Dessa forma, o pedido do uso emergencial foi devolvido à empresa, que pode, ou não, iniciar os testes da fase 3 no Brasil.

A vacina russa Sputinik V foi desenvolvida pelo Instituto Gamaleya de Moscou e foi registrada no Paraguai, para uso emergencial, nesta sexta-feira (15). O imunizante é utilizado para combater a covid-19 em outros três países da América do Sul: Argentina, Bolívia e Venezuela.

Na Argentina, 99,3% das reações atribuídas à Sputnik V foram leves ou moderadas. Os cidadãos argentinos começaram a ser imunizados em dezembro.

SPUTINIK V USA TECNOLOGIA SEMLHANTE À VACINA DE OXFORD

A Sputinik V utiliza de adenovírus modificados para provocar resposta imune contra a Covid-19. Segundo o governo russo, a eficácia é de 92%, mas o estudo ainda precisa ser revisado e publicado. Em duas doses, a proteção chega a 95%.

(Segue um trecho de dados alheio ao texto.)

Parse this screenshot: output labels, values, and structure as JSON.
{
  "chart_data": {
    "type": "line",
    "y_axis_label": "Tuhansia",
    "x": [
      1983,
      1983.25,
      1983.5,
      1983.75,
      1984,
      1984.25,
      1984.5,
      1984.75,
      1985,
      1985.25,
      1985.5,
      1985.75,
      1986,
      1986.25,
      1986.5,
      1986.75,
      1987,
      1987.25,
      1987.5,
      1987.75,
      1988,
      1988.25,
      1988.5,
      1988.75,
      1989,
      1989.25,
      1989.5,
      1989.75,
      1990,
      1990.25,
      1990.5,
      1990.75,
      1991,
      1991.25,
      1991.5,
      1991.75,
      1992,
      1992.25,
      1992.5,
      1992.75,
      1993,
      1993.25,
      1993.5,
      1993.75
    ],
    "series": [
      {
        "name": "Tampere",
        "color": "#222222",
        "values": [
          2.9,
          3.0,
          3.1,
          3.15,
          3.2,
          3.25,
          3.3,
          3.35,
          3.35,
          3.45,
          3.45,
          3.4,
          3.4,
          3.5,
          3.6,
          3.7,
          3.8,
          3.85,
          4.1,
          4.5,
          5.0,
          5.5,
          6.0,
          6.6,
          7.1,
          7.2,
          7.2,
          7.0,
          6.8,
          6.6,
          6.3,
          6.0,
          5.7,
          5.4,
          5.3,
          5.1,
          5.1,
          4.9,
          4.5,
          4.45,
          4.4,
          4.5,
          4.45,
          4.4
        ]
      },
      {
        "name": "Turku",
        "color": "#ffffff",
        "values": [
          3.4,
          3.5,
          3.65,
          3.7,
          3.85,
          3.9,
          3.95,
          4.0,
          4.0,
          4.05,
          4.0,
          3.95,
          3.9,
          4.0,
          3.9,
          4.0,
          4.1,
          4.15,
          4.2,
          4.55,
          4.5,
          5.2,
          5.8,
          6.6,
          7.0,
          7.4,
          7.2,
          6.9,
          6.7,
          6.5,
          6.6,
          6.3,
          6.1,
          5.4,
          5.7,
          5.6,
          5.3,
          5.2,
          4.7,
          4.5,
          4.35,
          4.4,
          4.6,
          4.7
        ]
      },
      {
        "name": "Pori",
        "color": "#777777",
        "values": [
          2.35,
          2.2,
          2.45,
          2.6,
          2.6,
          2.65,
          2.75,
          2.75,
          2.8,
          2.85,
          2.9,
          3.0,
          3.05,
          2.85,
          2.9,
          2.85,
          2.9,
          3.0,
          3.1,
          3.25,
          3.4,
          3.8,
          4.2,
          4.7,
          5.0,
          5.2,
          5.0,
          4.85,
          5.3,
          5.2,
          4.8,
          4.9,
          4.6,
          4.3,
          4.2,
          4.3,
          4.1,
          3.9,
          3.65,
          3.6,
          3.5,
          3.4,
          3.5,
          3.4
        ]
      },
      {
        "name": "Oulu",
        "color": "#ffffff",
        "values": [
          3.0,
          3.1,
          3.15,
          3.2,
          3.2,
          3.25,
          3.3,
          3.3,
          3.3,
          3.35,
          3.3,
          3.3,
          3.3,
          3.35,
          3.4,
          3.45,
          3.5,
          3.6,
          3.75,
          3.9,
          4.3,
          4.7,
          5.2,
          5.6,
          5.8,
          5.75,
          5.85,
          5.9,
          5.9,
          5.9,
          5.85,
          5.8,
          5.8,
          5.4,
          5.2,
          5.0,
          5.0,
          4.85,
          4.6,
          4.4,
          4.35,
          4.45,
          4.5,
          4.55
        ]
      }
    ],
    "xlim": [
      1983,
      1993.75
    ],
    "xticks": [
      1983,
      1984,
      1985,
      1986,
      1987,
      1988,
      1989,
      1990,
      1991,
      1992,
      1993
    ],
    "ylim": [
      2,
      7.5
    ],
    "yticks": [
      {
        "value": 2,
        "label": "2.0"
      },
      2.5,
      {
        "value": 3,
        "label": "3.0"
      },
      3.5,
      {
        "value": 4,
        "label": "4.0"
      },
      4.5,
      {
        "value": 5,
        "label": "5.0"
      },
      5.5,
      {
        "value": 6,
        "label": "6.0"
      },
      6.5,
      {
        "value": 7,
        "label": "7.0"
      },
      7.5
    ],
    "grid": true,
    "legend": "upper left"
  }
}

A tecnologia da vacina russa, conhecida como vetor viral, é a mesma usada pelo laboratório AstraZeneca, em parceria com a Universidade de Oxford. Em dezembro, a Inglaterra aprovou o uso deste imunizante, com foco na proteção de idosos e profissionais da saúde.

A vacina desenvolvida pela Janssen – braço farmacêutico da Johnson & Johnson -, que também é testada no Brasil, é outro imunizante baseado na técnica do vetor viral. Os resultados preliminares da fase 3 ainda não foram concluídos.

ANVISA DECIDE USO EMERGENCIAL DE DUAS VACINAS NESTE DOMINGO

O uso emergencial das vacinas Coronavac e de Oxford/Astrazeneca será avaliado neste domingo (17) pela Anvisa. Caso elas sejam aprovadas, o início da vacinação contra o coronavírus no Brasil pode ocorrer nesta próxima semana.